Hola, amigos, buena
noches. Ya estamos llegando juntos al final de este relato por capítulos.
Relato de amor según algunos de vosotros, por lo que me transmitís en los
mensajes. Pero, ¿estáis seguros que es de amor? Igual al final de este capítulo
no pensáis lo mismo. Intento mantener la expectación para que ninguno sea capaz
de apostar por un final seguro. Espero que no haya nadie que sepa a ciencia
cierta lo que va a suceder. ¿Os atrevéis a darme un final? Lo que si os aseguro
es que en el capítulo quinto, en el último, hay una sorpresa.
Me gusta recorrer este
camino, a través de un relato, junto a vosotros. Es como cuando vas en un tren
con un compañero de viaje que has conocido, precisamente aquí, en el tren,
porque habéis decidido dirigiros al mismo sitio buscando cosas parecidas. Juntos
descubrimos el camino. Con vosotros encuentro una senda por la que me aventuro
a contaros cosas. Seguramente, si no estuvierais tras esta pantalla, no sería
capaz de ensayar nuevos entornos. Me contentaría con limitarme al tema infantil
y ya está. No porque sea de poco empaque, que no lo es de ninguna forma; sino
porque no me atrevería con otros formatos y otras temáticas. Con vosotros me
atrevo a experimentar y me someto a vuestro juicio. Con vosotros mejoro en
todos los sentidos. Mejoro mi forma de contar historias. Estoy seguro que ello
hace mejorar mi forma de contarlas para los más pequeños.
La literatura infantil
requiere de unas herramientas y unos mecanismos especiales. Me imagino que cada
tipo de literatura tiene los suyos. En mi caso encuentro que, el de vez en
cuando adentrarme en otros mundos en los que hay que ejercitar la imaginación,
me ayuda a escribir para niños. Ellos son todo imaginación y fantasía. Ellos
requieren historias más simples en la concepción, pero, por el contrario, más complicadas
de contar. Llegar al corazón de un niño considero que no es fácil. Yo encuentro
en mi camino junto a vosotros la manera de entrenarme para llegar a los
pequeños.
Por cierto, ya os
avanzo que estoy terminando un nuevo cuento sobre música. Quizá pueda ser un
complemento a mi primer álbum ilustrado: “La nota que faltaba”. Pero eso es
otra historia.
Ahora os dejo con
Sultana. Espero que os guste. Ya me diréis, amigos.
Un cariñoso abrazo y
no dejéis de soñar y de ser felices.
José Ramón.
Al terminar la clase de la tarde, salió
rápidamente de la madrasa. Llegaba tarde. Dejó la clase apresuradamente, casi
sin mirar a sus alumnos y más preocupada de abrigarse y no dejar caer sus
libros y su bolsa ancha de un cuero ya raído por los años y, sobre todo, por el
uso, que de despedirse de ellos. Entro en casa tan rápido como salió de la
escuela. Cogió al vuelo una shayla de color neutro y una chilaba gris oscura.

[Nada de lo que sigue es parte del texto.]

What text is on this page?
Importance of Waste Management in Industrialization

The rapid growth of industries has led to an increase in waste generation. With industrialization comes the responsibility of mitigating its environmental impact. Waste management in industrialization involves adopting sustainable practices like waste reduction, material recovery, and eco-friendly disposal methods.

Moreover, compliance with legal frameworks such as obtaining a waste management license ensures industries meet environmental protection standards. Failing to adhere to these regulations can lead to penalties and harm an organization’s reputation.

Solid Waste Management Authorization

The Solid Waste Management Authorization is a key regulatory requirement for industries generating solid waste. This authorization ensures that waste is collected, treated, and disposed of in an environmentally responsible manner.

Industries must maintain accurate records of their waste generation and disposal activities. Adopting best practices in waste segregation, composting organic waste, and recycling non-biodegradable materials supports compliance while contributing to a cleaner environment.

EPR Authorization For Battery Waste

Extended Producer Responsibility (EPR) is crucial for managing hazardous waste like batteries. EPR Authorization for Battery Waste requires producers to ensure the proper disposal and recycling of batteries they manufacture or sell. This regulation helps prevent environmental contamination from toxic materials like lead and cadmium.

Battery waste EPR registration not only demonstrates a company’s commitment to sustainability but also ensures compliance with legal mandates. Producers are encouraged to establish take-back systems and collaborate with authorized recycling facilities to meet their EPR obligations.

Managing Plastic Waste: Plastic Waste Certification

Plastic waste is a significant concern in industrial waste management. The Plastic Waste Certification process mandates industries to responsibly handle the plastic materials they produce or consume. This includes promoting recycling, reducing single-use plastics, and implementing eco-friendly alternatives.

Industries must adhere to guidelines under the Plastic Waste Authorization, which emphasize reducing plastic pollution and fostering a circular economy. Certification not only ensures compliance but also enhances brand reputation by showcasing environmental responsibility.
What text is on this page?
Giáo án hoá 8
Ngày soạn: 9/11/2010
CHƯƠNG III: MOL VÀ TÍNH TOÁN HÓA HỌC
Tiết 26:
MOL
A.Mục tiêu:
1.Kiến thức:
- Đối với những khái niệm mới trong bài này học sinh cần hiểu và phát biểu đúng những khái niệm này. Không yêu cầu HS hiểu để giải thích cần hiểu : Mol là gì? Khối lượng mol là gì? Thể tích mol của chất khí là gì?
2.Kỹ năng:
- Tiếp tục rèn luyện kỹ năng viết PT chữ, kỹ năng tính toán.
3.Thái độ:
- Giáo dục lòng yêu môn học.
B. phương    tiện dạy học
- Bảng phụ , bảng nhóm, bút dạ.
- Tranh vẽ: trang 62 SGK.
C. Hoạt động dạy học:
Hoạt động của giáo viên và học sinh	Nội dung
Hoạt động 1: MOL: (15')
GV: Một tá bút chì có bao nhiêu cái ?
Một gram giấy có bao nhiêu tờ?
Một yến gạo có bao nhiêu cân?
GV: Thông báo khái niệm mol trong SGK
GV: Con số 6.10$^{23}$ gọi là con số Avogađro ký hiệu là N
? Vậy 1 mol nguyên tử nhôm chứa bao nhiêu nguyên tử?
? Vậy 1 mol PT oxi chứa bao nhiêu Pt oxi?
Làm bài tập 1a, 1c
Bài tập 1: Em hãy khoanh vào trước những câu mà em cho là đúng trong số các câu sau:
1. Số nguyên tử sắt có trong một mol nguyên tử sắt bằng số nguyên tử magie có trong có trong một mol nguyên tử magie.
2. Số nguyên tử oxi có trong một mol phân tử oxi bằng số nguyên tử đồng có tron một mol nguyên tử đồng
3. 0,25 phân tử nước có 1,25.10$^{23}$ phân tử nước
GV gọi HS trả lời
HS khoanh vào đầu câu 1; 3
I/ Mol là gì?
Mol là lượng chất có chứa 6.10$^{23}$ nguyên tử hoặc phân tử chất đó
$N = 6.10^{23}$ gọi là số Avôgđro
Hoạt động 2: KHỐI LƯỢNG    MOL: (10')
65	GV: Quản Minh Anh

Ninguno de los dos colores llamarían la atención…no quería pensar en lo que le
pasaría si la descubriesen. Así, pasaría desapercibida. Eso esperaba. El riesgo
era algo secundario y se daría por bien corrido si consiguiese verlo y él la
aceptase.
Se conocían de lejos y de lejos se miraban
cuando él, fuera de los muros, le gustaba pasear sin rumbo por entre las calles
del pueblo que le atrapaba desde allí arriba. No salía demasiado porque tampoco
estaba demasiado bien visto. Ese trasiego de personas de dentro afuera y, menos
frecuentemente, de fuera adentro, no gustaba demasiado, por temas de seguridad
principalmente, al entorno del Sultán. Kamil, quizá por su posición
privilegiada en la corte, tenía cierta bula y se podía permitir alejarse por
unas horas de su entorno cerrado que le causaba, a veces, cierta sensación
claustrofóbica.
Ambos, Kamil y ella, eran de edades parecidas.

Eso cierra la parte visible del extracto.